Another really good start to a weekend, a really good nights sleep, a late wake up call and a trip to the gym. The gym is my friend again after nearly a month off with my back and sciatica issues. But back with a vengeance and feeling good about a new program I have started and hope that will jump start some better results for 2012 -2013. But with my sciatica and allot of hard work by my chiropractor and 3 epidurals , my back was in bad shape. I guess driving 3700 miles in a smallish car with few breaks to stretch out didn't help my backs compression too much did it.
After having gone through the worst time of my life with my back, and being essentially not myself for 3 months and not being able to sleep or essentially walk very well for 2 1/2months I am very appreciative and feel so damn good in comparison to where I was just 4 weeks ago. Just finishing up y 3rd epidural shot last Thursday for touch up purposes I probably could have gone without it but I anted every bit of the inflammation to be gone. So here I am a few days later and feeling better minute by minute.
Dilemmas abound, well not real dilemmas but things to think about either way. Terria is trying to plan my 50th birthday party somewhere, somehow ,someway and I'm not totally behind the project, very appreciative of the love she wants to show I am being selfish and keep hinting at a new motorcycle but understand her reluctance to put me on a another motorcycle after my crash 3 years ago. But with that I am blessed and very happy that she wants to do something nice for me, me being me just wants what I want when I want it and that's really somewhat childish on my part but what am I supposed to do? So either way I will turn 50 on January 4 of 2013 and really cannot believe that fact at all ,it is true but I feel so emotionally young and so refreshed spiritually and refuse to get old upstairs, the body will do what the body will do and that's something I attend to gym to slow down the aging process,not stop it just maintain the active lifestyle that you have always wanted in the golden years, not wheelchairs,scooters and canes and all that diaper crap that scares the shit out of me to no end...pardon that pun please.

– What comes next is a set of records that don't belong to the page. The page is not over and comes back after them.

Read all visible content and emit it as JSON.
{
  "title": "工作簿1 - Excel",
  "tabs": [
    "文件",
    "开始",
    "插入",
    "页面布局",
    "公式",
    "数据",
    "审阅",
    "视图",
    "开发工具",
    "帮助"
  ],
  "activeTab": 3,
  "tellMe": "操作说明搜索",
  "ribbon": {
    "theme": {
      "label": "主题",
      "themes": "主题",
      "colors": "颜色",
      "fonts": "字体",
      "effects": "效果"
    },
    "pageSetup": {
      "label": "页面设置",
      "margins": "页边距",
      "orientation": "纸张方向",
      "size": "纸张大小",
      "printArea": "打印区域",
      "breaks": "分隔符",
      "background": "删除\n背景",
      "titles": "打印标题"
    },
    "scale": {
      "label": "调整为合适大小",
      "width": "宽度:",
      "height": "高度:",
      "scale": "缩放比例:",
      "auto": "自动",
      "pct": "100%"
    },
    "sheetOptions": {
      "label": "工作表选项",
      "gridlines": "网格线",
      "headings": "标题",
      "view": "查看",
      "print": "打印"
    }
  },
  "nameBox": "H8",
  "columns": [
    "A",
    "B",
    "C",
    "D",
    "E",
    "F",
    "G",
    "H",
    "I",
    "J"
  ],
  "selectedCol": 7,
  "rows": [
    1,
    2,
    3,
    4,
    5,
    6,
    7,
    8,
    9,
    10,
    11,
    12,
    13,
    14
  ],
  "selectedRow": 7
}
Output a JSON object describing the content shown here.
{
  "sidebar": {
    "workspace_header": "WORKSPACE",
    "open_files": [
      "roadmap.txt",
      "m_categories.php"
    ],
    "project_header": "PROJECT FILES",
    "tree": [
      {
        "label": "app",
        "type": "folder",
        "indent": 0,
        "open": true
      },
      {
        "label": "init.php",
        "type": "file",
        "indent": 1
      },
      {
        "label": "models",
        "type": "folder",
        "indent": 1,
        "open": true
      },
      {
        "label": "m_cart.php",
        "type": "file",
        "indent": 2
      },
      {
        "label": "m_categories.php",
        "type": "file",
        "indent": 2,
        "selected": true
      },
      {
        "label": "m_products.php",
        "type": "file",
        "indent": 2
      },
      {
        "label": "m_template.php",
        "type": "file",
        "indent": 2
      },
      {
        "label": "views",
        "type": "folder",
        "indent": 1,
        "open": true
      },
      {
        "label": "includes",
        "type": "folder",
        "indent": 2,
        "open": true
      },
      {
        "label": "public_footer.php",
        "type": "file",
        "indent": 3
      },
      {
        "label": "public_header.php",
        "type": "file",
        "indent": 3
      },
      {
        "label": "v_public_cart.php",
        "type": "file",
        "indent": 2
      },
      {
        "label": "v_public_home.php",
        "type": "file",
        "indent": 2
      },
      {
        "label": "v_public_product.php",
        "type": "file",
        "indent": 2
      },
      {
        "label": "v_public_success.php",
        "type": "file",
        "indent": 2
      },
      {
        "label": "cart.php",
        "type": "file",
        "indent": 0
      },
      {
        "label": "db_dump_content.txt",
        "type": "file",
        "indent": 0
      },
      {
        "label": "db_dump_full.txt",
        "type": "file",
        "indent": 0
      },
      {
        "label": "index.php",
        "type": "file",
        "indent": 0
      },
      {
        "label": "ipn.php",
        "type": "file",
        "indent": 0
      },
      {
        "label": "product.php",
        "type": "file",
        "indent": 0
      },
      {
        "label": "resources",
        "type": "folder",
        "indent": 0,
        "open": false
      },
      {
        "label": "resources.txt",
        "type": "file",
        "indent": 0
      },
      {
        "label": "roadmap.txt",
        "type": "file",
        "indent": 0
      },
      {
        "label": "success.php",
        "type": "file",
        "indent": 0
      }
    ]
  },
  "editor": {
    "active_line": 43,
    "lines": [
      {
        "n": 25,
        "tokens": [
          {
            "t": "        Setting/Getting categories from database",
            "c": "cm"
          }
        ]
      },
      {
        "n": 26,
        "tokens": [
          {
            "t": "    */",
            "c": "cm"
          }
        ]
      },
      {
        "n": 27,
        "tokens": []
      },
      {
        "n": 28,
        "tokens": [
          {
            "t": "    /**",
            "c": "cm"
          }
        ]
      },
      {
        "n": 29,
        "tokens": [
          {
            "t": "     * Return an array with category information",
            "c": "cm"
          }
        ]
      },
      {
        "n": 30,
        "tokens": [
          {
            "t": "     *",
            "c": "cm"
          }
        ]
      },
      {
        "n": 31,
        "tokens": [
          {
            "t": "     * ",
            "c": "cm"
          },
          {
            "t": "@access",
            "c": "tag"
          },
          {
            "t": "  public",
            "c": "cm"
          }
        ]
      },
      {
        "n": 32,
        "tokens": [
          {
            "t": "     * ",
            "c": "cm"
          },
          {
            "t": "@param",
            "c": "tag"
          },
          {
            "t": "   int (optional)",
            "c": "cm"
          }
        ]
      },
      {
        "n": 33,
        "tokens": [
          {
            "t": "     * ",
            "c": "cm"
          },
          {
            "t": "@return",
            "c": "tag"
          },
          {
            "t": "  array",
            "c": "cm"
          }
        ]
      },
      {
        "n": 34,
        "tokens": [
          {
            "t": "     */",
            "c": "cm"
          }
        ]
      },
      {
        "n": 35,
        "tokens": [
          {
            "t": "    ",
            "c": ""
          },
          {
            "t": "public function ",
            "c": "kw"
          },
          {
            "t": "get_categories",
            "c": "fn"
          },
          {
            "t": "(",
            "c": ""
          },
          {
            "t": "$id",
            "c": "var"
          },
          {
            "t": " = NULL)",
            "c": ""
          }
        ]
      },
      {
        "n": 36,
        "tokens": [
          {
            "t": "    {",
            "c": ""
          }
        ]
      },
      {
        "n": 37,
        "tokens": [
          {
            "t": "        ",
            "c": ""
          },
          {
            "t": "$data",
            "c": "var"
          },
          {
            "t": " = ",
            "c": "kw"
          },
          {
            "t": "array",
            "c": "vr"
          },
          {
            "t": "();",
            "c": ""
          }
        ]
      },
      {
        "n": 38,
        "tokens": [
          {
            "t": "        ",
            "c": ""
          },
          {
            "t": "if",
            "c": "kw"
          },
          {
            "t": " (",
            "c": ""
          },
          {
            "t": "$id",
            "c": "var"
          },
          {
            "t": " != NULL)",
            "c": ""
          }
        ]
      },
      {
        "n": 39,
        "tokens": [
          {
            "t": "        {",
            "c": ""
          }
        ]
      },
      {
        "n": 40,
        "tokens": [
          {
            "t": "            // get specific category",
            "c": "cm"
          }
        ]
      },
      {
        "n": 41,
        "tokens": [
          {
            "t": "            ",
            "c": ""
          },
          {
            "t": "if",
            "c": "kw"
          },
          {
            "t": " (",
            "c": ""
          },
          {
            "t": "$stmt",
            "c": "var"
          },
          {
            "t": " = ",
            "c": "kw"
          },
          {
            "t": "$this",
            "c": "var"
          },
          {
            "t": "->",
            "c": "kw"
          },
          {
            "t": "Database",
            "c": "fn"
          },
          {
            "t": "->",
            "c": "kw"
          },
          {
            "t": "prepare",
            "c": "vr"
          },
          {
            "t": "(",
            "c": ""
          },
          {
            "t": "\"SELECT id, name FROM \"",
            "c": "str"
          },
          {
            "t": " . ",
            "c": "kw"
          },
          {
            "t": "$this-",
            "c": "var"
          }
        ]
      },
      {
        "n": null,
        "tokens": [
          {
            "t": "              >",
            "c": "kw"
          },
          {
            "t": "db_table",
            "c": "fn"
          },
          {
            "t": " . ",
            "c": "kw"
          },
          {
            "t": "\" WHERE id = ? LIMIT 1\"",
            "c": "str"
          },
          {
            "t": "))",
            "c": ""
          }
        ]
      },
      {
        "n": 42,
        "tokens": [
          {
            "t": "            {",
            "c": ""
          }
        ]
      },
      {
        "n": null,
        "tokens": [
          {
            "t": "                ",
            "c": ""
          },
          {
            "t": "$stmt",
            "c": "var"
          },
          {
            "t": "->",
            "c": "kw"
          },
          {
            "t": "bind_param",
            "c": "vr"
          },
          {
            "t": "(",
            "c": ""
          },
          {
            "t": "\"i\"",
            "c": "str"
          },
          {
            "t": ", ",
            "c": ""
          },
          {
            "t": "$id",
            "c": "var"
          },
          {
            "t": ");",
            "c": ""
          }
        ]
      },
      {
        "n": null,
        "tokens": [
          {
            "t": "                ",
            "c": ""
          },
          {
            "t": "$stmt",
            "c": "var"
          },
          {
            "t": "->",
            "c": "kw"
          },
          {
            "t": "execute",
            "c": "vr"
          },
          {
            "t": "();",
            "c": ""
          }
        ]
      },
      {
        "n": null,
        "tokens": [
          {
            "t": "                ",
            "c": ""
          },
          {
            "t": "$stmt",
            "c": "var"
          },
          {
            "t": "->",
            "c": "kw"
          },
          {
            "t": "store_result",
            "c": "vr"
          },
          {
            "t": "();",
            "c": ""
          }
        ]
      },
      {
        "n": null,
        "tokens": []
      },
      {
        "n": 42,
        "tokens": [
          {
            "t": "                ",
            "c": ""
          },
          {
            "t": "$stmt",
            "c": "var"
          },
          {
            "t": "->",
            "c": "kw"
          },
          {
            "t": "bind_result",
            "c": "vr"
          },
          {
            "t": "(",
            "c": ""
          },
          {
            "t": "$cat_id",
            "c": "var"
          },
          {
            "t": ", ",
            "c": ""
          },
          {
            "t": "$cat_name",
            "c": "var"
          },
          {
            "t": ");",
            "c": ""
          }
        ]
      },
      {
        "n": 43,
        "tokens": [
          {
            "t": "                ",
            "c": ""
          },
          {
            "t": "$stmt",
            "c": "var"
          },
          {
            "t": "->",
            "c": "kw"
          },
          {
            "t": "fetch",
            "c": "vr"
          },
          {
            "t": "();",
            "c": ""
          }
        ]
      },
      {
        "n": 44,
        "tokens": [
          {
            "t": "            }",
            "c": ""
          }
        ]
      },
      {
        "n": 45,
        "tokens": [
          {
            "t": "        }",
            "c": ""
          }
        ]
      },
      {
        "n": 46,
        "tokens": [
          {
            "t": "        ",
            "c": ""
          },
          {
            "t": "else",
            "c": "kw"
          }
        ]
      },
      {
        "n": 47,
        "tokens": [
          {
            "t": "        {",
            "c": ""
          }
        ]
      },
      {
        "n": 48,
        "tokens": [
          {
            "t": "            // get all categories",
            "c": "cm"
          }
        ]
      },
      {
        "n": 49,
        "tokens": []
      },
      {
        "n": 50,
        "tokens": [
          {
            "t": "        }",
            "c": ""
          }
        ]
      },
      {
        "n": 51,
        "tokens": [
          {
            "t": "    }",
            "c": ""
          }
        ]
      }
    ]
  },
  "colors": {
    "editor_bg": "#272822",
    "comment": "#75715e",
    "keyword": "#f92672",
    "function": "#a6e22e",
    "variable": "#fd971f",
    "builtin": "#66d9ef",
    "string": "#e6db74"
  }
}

Really been trying to find my next book to read and have taken way too much time here from my writing so I make an attempt to think about things I want to share, and things that I can share without divulging way too much information about myself ,hence the reason that I chose not to write my book was that it would hurt too many, expose too much and do very few people any positive effects other than myself and the satisfaction of completing a tell all story about me, pretty self serving and really not worth it in the end result by exposing not only myself but allot of people and ruthless acts that I have been part of...til I can write again..goodnight and good times!